To keep things in perspective, there are a few important points to make. First, if the goal of human genetics is to uncover biological pathways that cause complex diseases, then the focus on “missing heritability” is misguided. The focus should be on biology, as insights into biology will lead to new drugs and biomarkers. In another issue of Nature (see here), a study performed a large-scale sequencing study in patients with low bone mineral density (osteoporosis) and uncovered a rare nonsense mutation within the LGR4 gene. They draw a strikingly different conclusion: “Our results highlight the value of human genome sequence information in the context of rich phenotypic information from which the effects of rare deleterious mutations can be directly assessed in humans, creating a human model of physiological disturbance or disease.”
Second, there is an unintended consequence of broad conclusions that focus on “missing heritability” alone – it is not worthwhile to perform large-scale sequencing studies. These conclusion may serve the authors well in publishing their paper – it represents a dramatic statement – but the conclusions extend into the minds of some (e.g., those who control funding) who may not be able to discern nuanced arguments between biology and heritability. Let’s not forget that large-scale sequencing studies are only now happening, and that the methods to design and interpret sequence data are under continuous development (see review here).
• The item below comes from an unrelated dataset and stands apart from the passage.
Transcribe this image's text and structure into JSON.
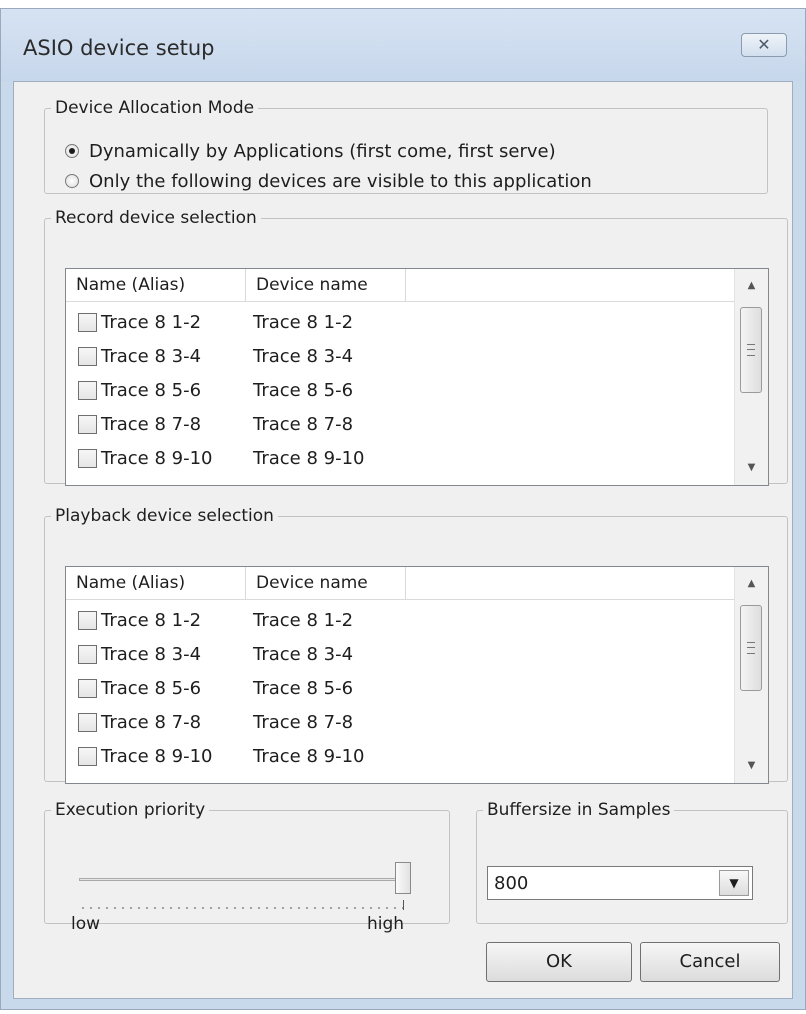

And third, it is critical to do the right experiment to arrive at sound scientific conclusions, not hyperbole. The right experiment is to perform genome-scale sequencing in extremely large patient collections, and to make those data available to the public for analysis. Yes, I understand that in a world of limited resources, we cannot do all possible experiments, and that the experiment I just described is extremely expensive. But we need to be very careful of making strategic decisions based on incomplete information that are in favor of the opposite viewpoint (i.e., the mirror image; the other arc to the pendulum’s swing; the orthogonal concept).
Over time, the model that there are few rare variants that contribute to risk of disease may prove correct, as suggested by Hunt et al. This would be inconsistent with population genetics theory – but there are admittedly assumptions that go into most of these models that may not prove to be correct. But rather than draw broad conclusions based on incomplete information, let’s do the right experiment to arrive at truth. The human race deserves this chance.
It is remarkable how far the field of human genetics has come over the last decade. It would be a shame to fall short of our goal of complete information.
Let’s not let the pendulum swing blindly.